STEP 8 — Compare Folder Files vs Feature Dictionary Keys

In [41]:
# Step 8 - Compare actual files vs dictionary keys

image_files_in_dir = []

for name in os.listdir(directory):
    full_path = os.path.join(directory, name)
    ext = os.path.splitext(name)[1].lower()
    if os.path.isfile(full_path) and ext in valid_extensions:
        image_files_in_dir.append(name)

files_set = set(image_files_in_dir)
keys_set = set(features.keys())

files_not_in_dict = files_set - keys_set
keys_not_in_folder = keys_set - files_set

print(f"Number of image files: {len(files_set)}")
print(f"Number of features saved: {len(keys_set)}\n")

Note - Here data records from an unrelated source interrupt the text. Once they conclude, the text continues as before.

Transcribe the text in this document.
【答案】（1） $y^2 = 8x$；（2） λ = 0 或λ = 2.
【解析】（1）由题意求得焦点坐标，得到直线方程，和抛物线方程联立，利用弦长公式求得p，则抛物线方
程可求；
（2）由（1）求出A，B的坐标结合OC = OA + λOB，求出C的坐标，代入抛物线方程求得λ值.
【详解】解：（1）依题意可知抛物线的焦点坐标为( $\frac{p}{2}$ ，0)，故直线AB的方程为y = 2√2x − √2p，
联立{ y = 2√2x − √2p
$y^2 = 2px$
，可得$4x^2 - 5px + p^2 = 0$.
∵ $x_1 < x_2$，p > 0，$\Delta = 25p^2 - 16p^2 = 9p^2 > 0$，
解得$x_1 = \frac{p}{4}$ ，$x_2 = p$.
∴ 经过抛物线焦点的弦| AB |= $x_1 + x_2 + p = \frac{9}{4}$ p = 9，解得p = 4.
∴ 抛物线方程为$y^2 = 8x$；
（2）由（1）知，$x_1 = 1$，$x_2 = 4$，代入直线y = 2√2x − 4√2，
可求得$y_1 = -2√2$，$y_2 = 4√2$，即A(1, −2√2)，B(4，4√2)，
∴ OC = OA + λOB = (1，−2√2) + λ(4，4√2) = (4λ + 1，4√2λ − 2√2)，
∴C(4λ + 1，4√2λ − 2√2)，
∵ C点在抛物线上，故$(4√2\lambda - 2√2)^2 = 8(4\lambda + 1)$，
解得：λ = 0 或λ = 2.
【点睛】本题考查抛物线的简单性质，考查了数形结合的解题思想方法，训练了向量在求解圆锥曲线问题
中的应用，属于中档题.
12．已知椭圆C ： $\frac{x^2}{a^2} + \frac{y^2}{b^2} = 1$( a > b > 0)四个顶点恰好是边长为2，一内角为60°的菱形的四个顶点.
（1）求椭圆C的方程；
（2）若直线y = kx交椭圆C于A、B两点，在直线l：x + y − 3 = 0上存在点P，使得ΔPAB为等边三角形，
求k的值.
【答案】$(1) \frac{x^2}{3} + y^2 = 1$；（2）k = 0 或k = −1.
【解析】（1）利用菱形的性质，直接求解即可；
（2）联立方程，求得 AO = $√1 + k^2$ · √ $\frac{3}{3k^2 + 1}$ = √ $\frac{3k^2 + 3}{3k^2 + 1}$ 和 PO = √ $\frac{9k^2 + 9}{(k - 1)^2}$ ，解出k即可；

if not files_not_in_dict and not keys_not_in_folder:
    print("✅ All images match dictionary keys.")
else:
    print("⚠ Mismatches found:\n")

    if files_not_in_dict:
        print(f"Files in folder but not in dictionary ({len(files_not_in_dict)}):")
        for i, name in enumerate(sorted(files_not_in_dict)):
            print("  -", name)
            if i == 9:
                break
        print()

    if keys_not_in_folder:
        print(f"Keys in dictionary without matching files ({len(keys_not_in_folder)}):")
        for i, name in enumerate(sorted(keys_not_in_folder)):
            print("  -", name)
            if i == 9:
                break


Number of image files: 1160
Number of features saved: 1160

✅ All images match dictionary keys.